For Toddlers, choose books that focus on colors, shapes, and the senses – books that focus on beginning phonics and sounds you can make.  Let them say words with you.  You might also want to choose a book with rhymes.

Although reading a book over and over again might be boring, children like repetition.  Take time to stop and talk as you read – such as “What do you think is going to happen next?” or “What do you think of this character?”.

Talk about the things that your children may see on the page, words that they may be hearing for the first time, or the events of the story and always read with expression (That means using funny voices :) )

Choose subjects that you might find interesting – share your interests with your children through reading.  For example, if you love to go fly fishing, try reading a story about fly fishing on a pond or scouting.  All of a sudden your story is not just a learning exercise – it has become a way to share what you care about with your child.
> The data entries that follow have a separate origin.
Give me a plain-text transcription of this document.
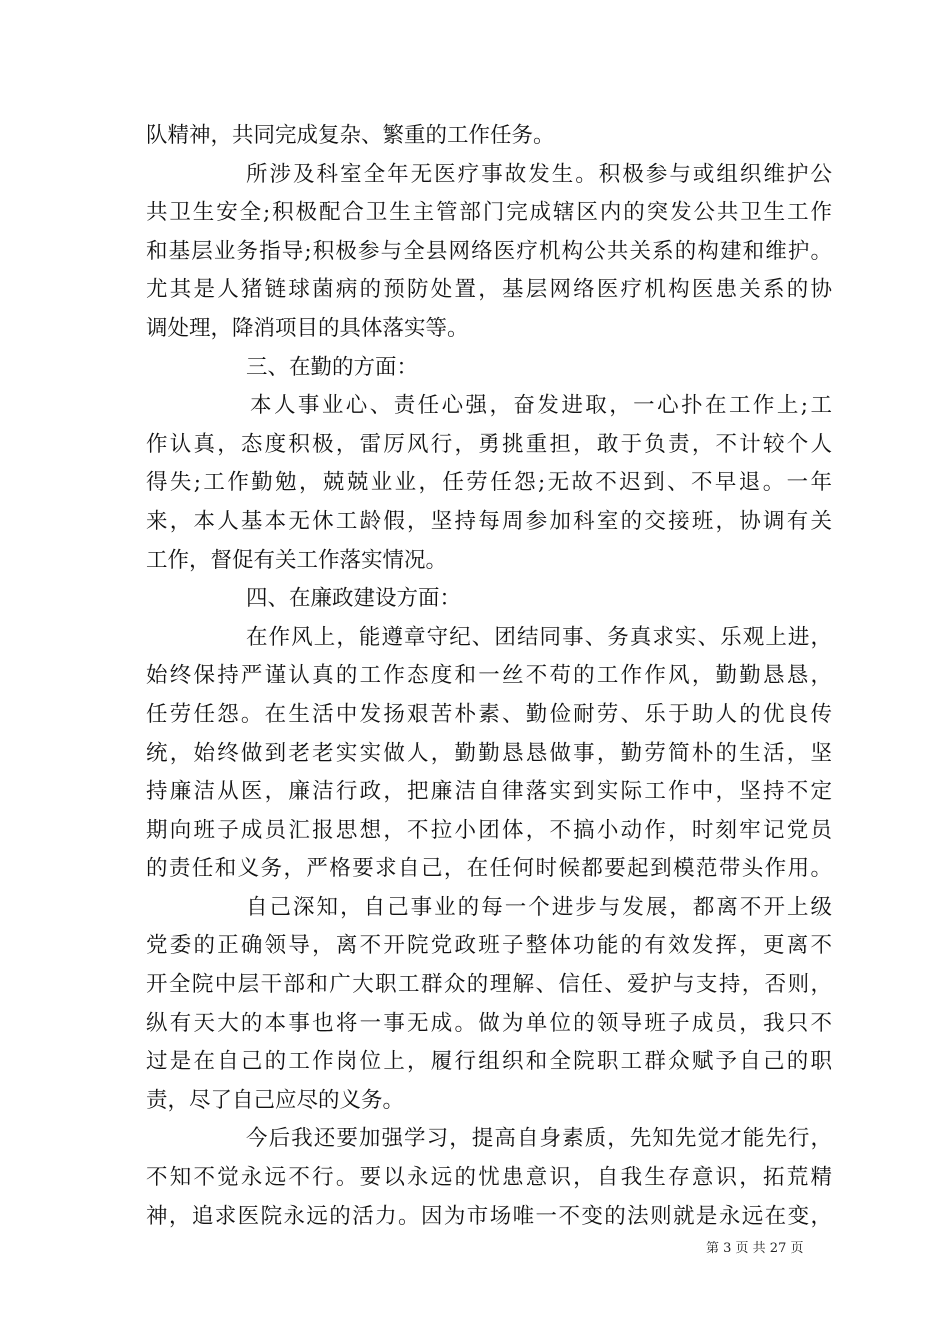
队精神，共同完成复杂、繁重的工作任务。
所涉及科室全年无医疗事故发生。积极参与或组织维护公
共卫生安全;积极配合卫生主管部门完成辖区内的突发公共卫生工作
和基层业务指导;积极参与全县网络医疗机构公共关系的构建和维护。
尤其是人猪链球菌病的预防处置，基层网络医疗机构医患关系的协
调处理，降消项目的具体落实等。
三、在勤的方面：
本人事业心、责任心强，奋发进取，一心扑在工作上;工
作认真，态度积极，雷厉风行，勇挑重担，敢于负责，不计较个人
得失;工作勤勉，兢兢业业，任劳任怨;无故不迟到、不早退。一年
来，本人基本无休工龄假，坚持每周参加科室的交接班，协调有关
工作，督促有关工作落实情况。
四、在廉政建设方面：
在作风上，能遵章守纪、团结同事、务真求实、乐观上进，
始终保持严谨认真的工作态度和一丝不苟的工作作风，勤勤恳恳，
任劳任怨。在生活中发扬艰苦朴素、勤俭耐劳、乐于助人的优良传
统，始终做到老老实实做人，勤勤恳恳做事，勤劳简朴的生活，坚
持廉洁从医，廉洁行政，把廉洁自律落实到实际工作中，坚持不定
期向班子成员汇报思想，不拉小团体，不搞小动作，时刻牢记党员
的责任和义务，严格要求自己，在任何时候都要起到模范带头作用。
自己深知，自己事业的每一个进步与发展，都离不开上级
党委的正确领导，离不开院党政班子整体功能的有效发挥，更离不
开全院中层干部和广大职工群众的理解、信任、爱护与支持，否则，
纵有天大的本事也将一事无成。做为单位的领导班子成员，我只不
过是在自己的工作岗位上，履行组织和全院职工群众赋予自己的职
责，尽了自己应尽的义务。
今后我还要加强学习，提高自身素质，先知先觉才能先行，
不知不觉永远不行。要以永远的忧患意识，自我生存意识，拓荒精
神，追求医院永远的活力。因为市场唯一不变的法则就是永远在变，
第 3 页 共 27 页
Some parents have a fond love of literature and drama and share this passion with their children.  If you have a favorite story – like Homer’s Odyssey – or a popular Shakespeare play, you should read these books out loud with your little ones.  These stories are full of adventure, action, and beautiful language – you’d be surprised to find out how much your children will love this.  You can help them imagine the world of Odysseus or the playful fairies in A Midsummer Night’s Dream.

As a mom, I used to read Greek myths and folktales to my son.  It was a wonderful way for us to bond and it was exciting to see him imagine the great ships of Ancient Mesopotamia or create the mythical geography of Mt. Olympus.

Check out your local library for more wonderful stories and weekly storytimes.